September 2019
Our September issue will soon be on its way to subscribers. The cover is colourfully upbeat — an antidote to the national mood — and features the tenor Nicky Spence, who in conversation with Hugh Canning looks back at his career path and forward towards new, more heroic challenges, as he prepares to sing Manolios in Martinů’s masterpiece The Greek Passion in a new production at Opera North.
English National Opera’s Orpheus season has inspired Christopher Webber to look at music’s founding myth, and we welcome the distinguished musicologist Ralph P. Locke to our pages this month as he introduces Rameau’s Les Indes galantes in advance of its performances this autumn in Paris, Geneva and Versailles. The tenor Michael Fabiano, due to sing Des Grieux in Manon at the Met this month and next (when Massenet’s opera will go Live in HD), picks a favourite recording — Otello with Mario Del Monaco and Renata Tebaldi, conducted by Herbert von Karajan — and doesn’t quite rule out the possibility of singing Otello himself one day. ‘It’s doubtful,’ he says, ‘but I won’t say no. One never knows.’

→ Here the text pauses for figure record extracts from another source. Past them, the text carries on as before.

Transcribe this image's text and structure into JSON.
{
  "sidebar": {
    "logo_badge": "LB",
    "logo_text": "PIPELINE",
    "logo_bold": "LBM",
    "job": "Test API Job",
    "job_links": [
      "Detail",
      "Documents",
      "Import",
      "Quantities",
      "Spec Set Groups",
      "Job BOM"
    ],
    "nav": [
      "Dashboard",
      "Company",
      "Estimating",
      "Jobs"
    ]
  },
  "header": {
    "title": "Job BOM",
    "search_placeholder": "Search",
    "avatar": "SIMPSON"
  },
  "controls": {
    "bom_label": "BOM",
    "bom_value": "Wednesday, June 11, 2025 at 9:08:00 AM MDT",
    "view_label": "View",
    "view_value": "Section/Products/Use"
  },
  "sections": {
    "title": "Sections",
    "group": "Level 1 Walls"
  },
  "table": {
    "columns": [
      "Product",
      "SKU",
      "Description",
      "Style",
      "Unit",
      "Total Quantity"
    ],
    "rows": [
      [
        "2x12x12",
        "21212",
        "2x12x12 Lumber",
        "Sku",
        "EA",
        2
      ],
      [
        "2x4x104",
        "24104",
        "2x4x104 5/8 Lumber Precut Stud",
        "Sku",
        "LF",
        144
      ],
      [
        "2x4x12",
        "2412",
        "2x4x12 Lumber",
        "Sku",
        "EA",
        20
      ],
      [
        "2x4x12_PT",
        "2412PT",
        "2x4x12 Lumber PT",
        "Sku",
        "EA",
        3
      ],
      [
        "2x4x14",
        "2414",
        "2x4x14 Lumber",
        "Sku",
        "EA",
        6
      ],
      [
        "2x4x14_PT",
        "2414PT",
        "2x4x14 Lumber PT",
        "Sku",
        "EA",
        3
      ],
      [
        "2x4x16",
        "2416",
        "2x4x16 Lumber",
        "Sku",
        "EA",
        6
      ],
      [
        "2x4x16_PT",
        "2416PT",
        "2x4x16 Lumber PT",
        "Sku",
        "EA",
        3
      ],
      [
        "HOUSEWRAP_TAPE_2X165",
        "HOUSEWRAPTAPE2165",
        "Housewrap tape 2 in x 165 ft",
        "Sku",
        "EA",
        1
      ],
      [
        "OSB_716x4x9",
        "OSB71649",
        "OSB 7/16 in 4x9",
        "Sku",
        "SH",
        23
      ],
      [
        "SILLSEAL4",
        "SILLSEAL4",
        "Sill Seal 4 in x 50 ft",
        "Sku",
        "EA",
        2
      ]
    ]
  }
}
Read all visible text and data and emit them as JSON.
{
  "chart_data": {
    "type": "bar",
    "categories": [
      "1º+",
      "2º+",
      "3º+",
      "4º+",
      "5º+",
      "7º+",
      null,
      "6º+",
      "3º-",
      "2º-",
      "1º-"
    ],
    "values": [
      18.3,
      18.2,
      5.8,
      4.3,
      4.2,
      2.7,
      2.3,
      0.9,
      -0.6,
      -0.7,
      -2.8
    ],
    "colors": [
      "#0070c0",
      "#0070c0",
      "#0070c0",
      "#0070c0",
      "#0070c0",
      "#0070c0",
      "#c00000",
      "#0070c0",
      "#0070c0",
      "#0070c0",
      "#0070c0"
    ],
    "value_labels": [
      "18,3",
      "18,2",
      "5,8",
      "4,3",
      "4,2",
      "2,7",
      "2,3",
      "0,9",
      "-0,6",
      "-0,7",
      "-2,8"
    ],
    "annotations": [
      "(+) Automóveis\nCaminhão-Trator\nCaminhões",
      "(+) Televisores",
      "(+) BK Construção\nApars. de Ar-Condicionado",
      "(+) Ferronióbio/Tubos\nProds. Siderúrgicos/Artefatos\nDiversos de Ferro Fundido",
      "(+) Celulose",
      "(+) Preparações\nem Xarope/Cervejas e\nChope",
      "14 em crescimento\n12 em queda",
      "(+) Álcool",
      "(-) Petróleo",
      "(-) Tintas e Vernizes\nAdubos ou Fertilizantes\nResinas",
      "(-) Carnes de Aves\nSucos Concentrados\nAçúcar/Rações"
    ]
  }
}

Continuing our summer festival coverage, we have reviews this month from Aix-en-Provence, Buxton, Glyndebourne, Garsington, Göttingen, Verona, the Holland Festival, Glimmerglass and Spoleto USA. Other new productions enthusiastically reviewed include Die tote Stadt and I masnadieri at La Scala, and Moniuszko’s Paria in Poznań, and connoisseurs of unusual works will also find here everything from Rubinstein’s Demon in London to Meredith Monk’s Atlas in LA.
Our disc of the month is Lehár’s Die lustige Witwe , recorded on the Oehms label at Oper Frankfurt with Marlis Petersen in the title role under the baton of Joana Mallwitz.